We now ask whether the connection between $$\mathcal{L}(\mathcal{D})$$ and the weight assigned to a model in a linear model combination might also apply in some form to the deep learning setting. The lemma doing the heavy lifting in the proof of this result basically says that the weight assigned to a feature in a linear regression problem depending to some extent on that feature being fairly predictive of the target (modulo a bunch of assumptions). We make a similar conjecture for the weight assigned to activations in the penultimate layer of a neural network: features which are more predictive of the targets will be assigned higher weight. Because the final-layer weights and activations are trained concurrently, we expect that the notion of how predictive a node is will be more closely aligned with the SOTL definition rather than its final ‘training loss’.

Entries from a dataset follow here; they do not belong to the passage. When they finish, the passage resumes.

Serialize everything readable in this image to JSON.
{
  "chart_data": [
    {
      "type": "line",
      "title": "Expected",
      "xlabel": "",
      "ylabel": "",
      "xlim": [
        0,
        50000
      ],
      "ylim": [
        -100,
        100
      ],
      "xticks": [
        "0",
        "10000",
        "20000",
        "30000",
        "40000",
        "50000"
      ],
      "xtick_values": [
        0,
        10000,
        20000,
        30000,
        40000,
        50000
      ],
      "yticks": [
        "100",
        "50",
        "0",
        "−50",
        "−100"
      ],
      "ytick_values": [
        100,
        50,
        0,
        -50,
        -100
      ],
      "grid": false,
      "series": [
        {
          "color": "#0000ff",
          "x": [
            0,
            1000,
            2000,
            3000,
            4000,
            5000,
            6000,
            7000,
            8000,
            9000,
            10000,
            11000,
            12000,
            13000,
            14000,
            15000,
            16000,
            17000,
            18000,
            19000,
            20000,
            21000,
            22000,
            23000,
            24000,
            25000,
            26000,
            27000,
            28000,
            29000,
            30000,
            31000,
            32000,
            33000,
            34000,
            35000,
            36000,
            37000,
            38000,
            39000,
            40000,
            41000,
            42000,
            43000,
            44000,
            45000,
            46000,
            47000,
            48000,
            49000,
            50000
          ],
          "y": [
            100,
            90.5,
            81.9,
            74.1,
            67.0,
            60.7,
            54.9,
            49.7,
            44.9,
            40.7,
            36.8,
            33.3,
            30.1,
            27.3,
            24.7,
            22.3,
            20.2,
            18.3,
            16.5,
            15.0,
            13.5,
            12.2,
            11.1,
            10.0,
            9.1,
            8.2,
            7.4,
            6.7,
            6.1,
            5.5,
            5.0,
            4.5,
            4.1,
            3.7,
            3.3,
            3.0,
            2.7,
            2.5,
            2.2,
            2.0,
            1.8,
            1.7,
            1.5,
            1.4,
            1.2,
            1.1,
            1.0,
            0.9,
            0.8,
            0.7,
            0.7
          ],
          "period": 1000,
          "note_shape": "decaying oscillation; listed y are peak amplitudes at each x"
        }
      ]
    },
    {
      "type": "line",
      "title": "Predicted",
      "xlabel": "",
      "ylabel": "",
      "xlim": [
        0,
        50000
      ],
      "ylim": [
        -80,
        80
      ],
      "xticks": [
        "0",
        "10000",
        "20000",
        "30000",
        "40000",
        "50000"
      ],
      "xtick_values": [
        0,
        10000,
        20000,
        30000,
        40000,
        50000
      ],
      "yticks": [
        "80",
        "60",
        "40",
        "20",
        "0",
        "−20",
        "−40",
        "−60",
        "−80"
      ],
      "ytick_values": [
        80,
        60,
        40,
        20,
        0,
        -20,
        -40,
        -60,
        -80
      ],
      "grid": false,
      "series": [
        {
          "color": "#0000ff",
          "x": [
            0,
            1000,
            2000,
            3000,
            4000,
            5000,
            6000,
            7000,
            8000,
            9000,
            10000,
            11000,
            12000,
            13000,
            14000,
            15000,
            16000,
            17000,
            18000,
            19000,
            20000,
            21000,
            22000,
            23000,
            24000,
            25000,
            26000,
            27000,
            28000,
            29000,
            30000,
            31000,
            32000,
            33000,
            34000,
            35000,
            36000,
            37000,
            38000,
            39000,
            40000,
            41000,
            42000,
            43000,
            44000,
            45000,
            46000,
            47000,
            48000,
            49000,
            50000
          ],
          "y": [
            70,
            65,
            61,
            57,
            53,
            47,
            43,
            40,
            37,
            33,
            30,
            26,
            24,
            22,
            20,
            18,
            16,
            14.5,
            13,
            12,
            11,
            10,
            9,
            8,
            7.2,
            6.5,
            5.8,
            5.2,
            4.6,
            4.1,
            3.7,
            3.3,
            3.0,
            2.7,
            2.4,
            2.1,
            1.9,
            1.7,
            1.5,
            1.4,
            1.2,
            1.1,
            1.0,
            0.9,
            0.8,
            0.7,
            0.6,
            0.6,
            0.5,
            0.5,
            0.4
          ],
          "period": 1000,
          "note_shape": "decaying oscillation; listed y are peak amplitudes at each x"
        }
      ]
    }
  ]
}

To investigate this claim, we train a linear combination of models, and see whether the test loss correlates with the assigned model weight. We observe that SGD tends to upweight models that generalize better. This suggests that SGD may implicitly perform model selection. Interestingly, we see that this phenomenon also holds for subnetworks within a network. The above figure shows that SGD upweights sub-networks with lower SOTL. These results are far from the final word on the topic, and we believe they present an interesting direction for future work.

### Recap

The goal of this paper was to analyze the connection between Bayesian model selection and training speed in order to gain insight into how models generalize. We proposed a family of estimators of the marginal likelihood that measure a notion of training speed, and which depend only on samples from the posteriors of Bayesian models. We further showed that this quantity is equivalent to measuring how well updates based on one subset of the data generalize to other subsets, and that an analogous measure on deep neural networks also appears to empirically correlate with generalization error. Our results thus point both to a way of doing principled Bayesian model selection on families of models from which we can obtain posterior samples, and also to a direction of inquiry towards understanding generalization in complex function approximators based on optimization trajectories rather than only post-training quantities.